Mientras en Mar del Plata intentan buscar una solución al inminente problema que se les viene, y en Santa Marta ya comenzaron con los preparativos para el inopinado viaje de Valentina, en Campeche parece que las cosas van mucho mejor para los Álvarez de Arauca. Y a juzgar por la sonrisa que luce Andrea en aquel momento, mirando su cara a medias maquillada en la imagen que le devuelve el espejo del tocador de su recámara, se podría creer que, incluso los sombríos acontecimientos ocurridos no mucho tiempo atrás, han desaparecido por completo de sus vidas.
Su esposo le trajo un maravilloso vestido de fiesta, que se ajusta a su cuerpo como si lo hubiera mandado hacer a medida. Junto al vestidor están las maletas, ya empacadas con su ropa y la de su esposo, listas para que en la mañana un conductor de la Naviera pase a buscarlas y las lleve al aeropuerto, donde las facturará con destino a la Argentina. Él, su esposo, se encuentra en ese momento cantando en la ducha, feliz por la nueva vida que juntos van a emprender. Y, por si fuera poco, esta noche están invitados a una fiesta en la Embajada de España. Uno de esos eventos de alto copete en el que, sin duda, se encontraran con grandes personalidades del país y algún que otro conocido relacionado con los negocios de la familia. Pero a ella únicamente le interesa saber que esta, a pesar de no haber sido organizada a la medida de sus deseos, será su gran fiesta de despedida de México. Para eso se está engalanando ahora, sentada frente al tocador, vistiendo únicamente su sensual ropa interior y un fino y corto batín de seda que la cubre apenas en parte.

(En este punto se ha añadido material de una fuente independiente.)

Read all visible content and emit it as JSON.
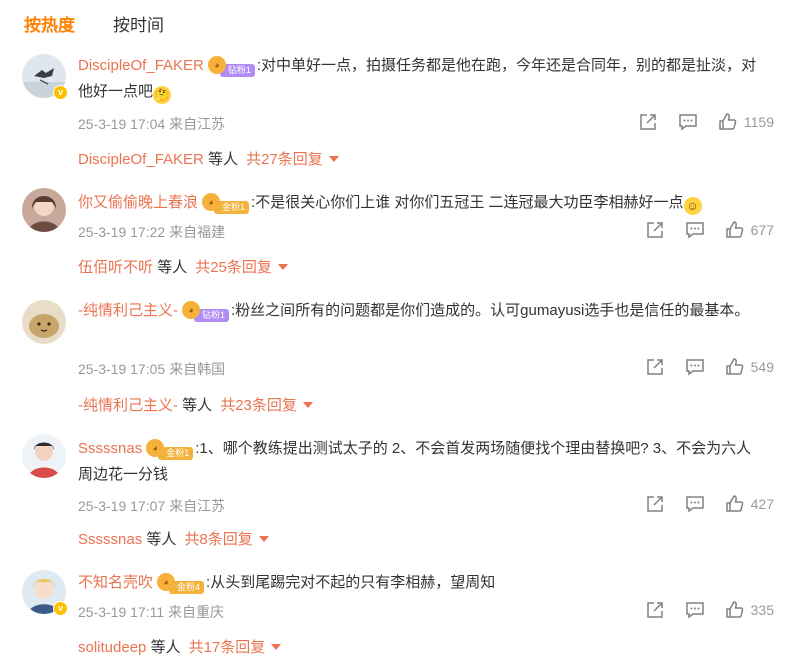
{
  "tabs": [
    {
      "label": "按热度",
      "active": true
    },
    {
      "label": "按时间",
      "active": false
    }
  ],
  "comments": [
    {
      "username": "DiscipleOf_FAKER",
      "fan_level": "钻粉1",
      "fan_type": "diamond",
      "text": ":对中单好一点，拍摄任务都是他在跑，今年还是合同年，别的都是扯淡，对他好一点吧",
      "emoji": "thinking-emoji",
      "time": "25-3-19 17:04",
      "location": "来自江苏",
      "likes": "1159",
      "reply_user": "DiscipleOf_FAKER",
      "reply_suffix": "等人",
      "reply_total": "共27条回复"
    },
    {
      "username": "你又偷偷晚上春浪",
      "fan_level": "金粉1",
      "fan_type": "gold",
      "text": ":不是很关心你们上谁 对你们五冠王 二连冠最大功臣李相赫好一点",
      "emoji": "smile-emoji",
      "time": "25-3-19 17:22",
      "location": "来自福建",
      "likes": "677",
      "reply_user": "伍佰听不听",
      "reply_suffix": "等人",
      "reply_total": "共25条回复"
    },
    {
      "username": "-纯情利己主义-",
      "fan_level": "钻粉1",
      "fan_type": "diamond",
      "text": ":粉丝之间所有的问题都是你们造成的。认可gumayusi选手也是信任的最基本。",
      "emoji": "",
      "time": "25-3-19 17:05",
      "location": "来自韩国",
      "likes": "549",
      "reply_user": "-纯情利己主义-",
      "reply_suffix": "等人",
      "reply_total": "共23条回复"
    },
    {
      "username": "Sssssnas",
      "fan_level": "金粉1",
      "fan_type": "gold",
      "text": ":1、哪个教练提出测试太子的 2、不会首发两场随便找个理由替换吧? 3、不会为六人周边花一分钱",
      "emoji": "",
      "time": "25-3-19 17:07",
      "location": "来自江苏",
      "likes": "427",
      "reply_user": "Sssssnas",
      "reply_suffix": "等人",
      "reply_total": "共8条回复"
    },
    {
      "username": "不知名壳吹",
      "fan_level": "金粉4",
      "fan_type": "gold",
      "text": ":从头到尾踢完对不起的只有李相赫，望周知",
      "emoji": "",
      "time": "25-3-19 17:11",
      "location": "来自重庆",
      "likes": "335",
      "reply_user": "solitudeep",
      "reply_suffix": "等人",
      "reply_total": "共17条回复"
    }
  ],
  "icons": {
    "share": "share-icon",
    "comment": "comment-icon",
    "like": "like-icon",
    "caret": "caret-down-icon"
  },
  "colors": {
    "accent": "#ff8200",
    "username": "#eb7350",
    "meta": "#999999"
  }
}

Daniel sale del baño envuelto en una toalla. La mira un instante a través del espejo, dibuja un gesto divertido en sus labios y antes de girarse para seguir con su arreglo personal, le envía un beso con la punta de los dedos, que ella recibe con una sonrisa. Luego se dirige al vestidor y comienza a ponerse la ropa que va a lucir en la fiesta, especialmente seleccionada por su esposa para la ocasión. Por un momento se pregunta, cómo pudo ser tan tonto de imaginar que podría vivir sin Andrea a su lado. Nadie conoce sus gustos mejor que ella. Nadie sabe consentirlo como ella lo consiente y nadie sería capaz de acoplarse a su vida como Andrea lo hace; complaciéndolo hasta en el menor de sus caprichos para que él se sienta cómodo y feliz. Definitivamente..., un soberano imbécil al pretender vivir sin su esposa, pero ya pasó. Fueron malos tiempos para ambos; tiempos que es mejor olvidar para que no enturbien lo que de bueno les tenga preparado el futuro.
–Ven acá, mi amor y dame una manita –le pide, de pie en el espacio que separa el vestidor de la recámara. Acomodándose con pulcritud la camisa, sin que resulte demasiado arrugada en el intento.

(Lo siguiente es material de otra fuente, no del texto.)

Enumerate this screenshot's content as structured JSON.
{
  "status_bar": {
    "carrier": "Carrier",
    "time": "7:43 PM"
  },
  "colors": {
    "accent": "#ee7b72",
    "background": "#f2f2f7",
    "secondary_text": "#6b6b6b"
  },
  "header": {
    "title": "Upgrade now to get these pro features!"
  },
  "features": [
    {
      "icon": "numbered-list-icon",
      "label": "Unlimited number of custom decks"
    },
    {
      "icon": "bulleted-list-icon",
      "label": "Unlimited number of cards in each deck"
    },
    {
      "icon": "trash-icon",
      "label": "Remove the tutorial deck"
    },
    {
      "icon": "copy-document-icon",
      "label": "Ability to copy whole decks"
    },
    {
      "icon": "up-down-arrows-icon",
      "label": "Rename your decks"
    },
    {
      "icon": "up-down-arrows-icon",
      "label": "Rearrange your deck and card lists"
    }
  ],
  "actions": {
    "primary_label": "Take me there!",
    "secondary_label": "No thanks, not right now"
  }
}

Andrea abandona su quehacer ante el tocador para ir en su ayuda.
–Ajá, mi cielo. ¿Qué es lo que no te queda?
–Fresca, que todo está perfecto –contesta, dejando caer los brazos a los lados para que ella actúe y acabe lo que él no pudo–. Pero con estas manos tan grandotas y lo torpe que soy, no pueda abrochar estos botones tan chiquiticos.

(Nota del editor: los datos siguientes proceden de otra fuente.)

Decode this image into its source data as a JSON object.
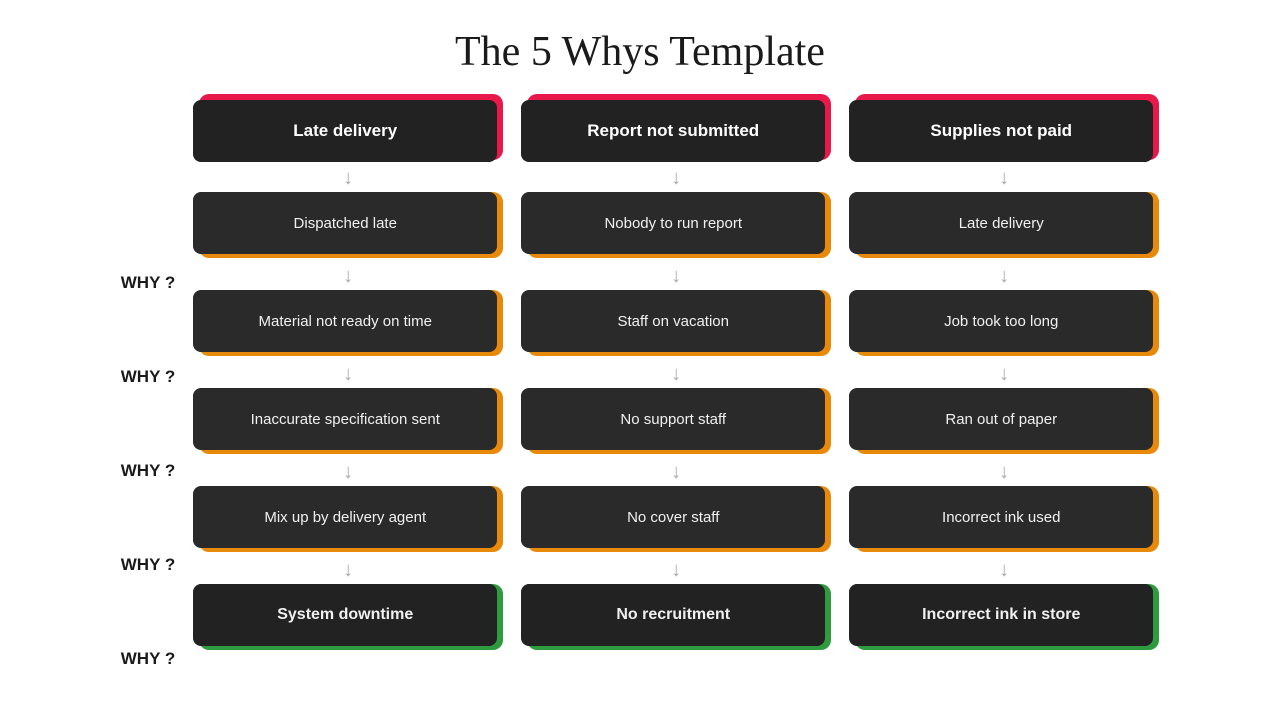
{
  "title": "The 5 Whys Template",
  "why_labels": [
    "WHY ?",
    "WHY ?",
    "WHY ?",
    "WHY ?",
    "WHY ?"
  ],
  "columns": [
    {
      "header": "Late delivery",
      "header_color": "red",
      "rows": [
        {
          "text": "Dispatched late",
          "color": "orange"
        },
        {
          "text": "Material not ready on time",
          "color": "orange"
        },
        {
          "text": "Inaccurate specification sent",
          "color": "orange"
        },
        {
          "text": "Mix up by delivery agent",
          "color": "orange"
        },
        {
          "text": "System downtime",
          "color": "green",
          "bold": true
        }
      ]
    },
    {
      "header": "Report not submitted",
      "header_color": "red",
      "rows": [
        {
          "text": "Nobody to run report",
          "color": "orange"
        },
        {
          "text": "Staff on vacation",
          "color": "orange"
        },
        {
          "text": "No support staff",
          "color": "orange"
        },
        {
          "text": "No cover staff",
          "color": "orange"
        },
        {
          "text": "No recruitment",
          "color": "green",
          "bold": true
        }
      ]
    },
    {
      "header": "Supplies not paid",
      "header_color": "red",
      "rows": [
        {
          "text": "Late delivery",
          "color": "orange"
        },
        {
          "text": "Job took too long",
          "color": "orange"
        },
        {
          "text": "Ran out of paper",
          "color": "orange"
        },
        {
          "text": "Incorrect ink used",
          "color": "orange"
        },
        {
          "text": "Incorrect ink in store",
          "color": "green",
          "bold": true
        }
      ]
    }
  ]
}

–No digas embustes ni hables mal de tus hermosas manos, si no quieres que te suelte un cocotazo.
–¿Por qué? –Daniel ríe, viendo que ella ni siquiera hizo el intento de ajustarle la camisa.
–Porque esas manos grandes y torpes, son las que saben cómo manejarme a mí. Me las estás ofendiendo y se volverán perezosas.
–¿Tú me estas provocando?
–¿Y qué si así fuera?
–Pues que tendríamos que dejar el arreglo de mi camisa para otro rato.
–Y yo tendría que maquillarme otra vez –declara ella con un mohín indolente.
–¿Y qué? ¿Será que es mucho complique eso para ti?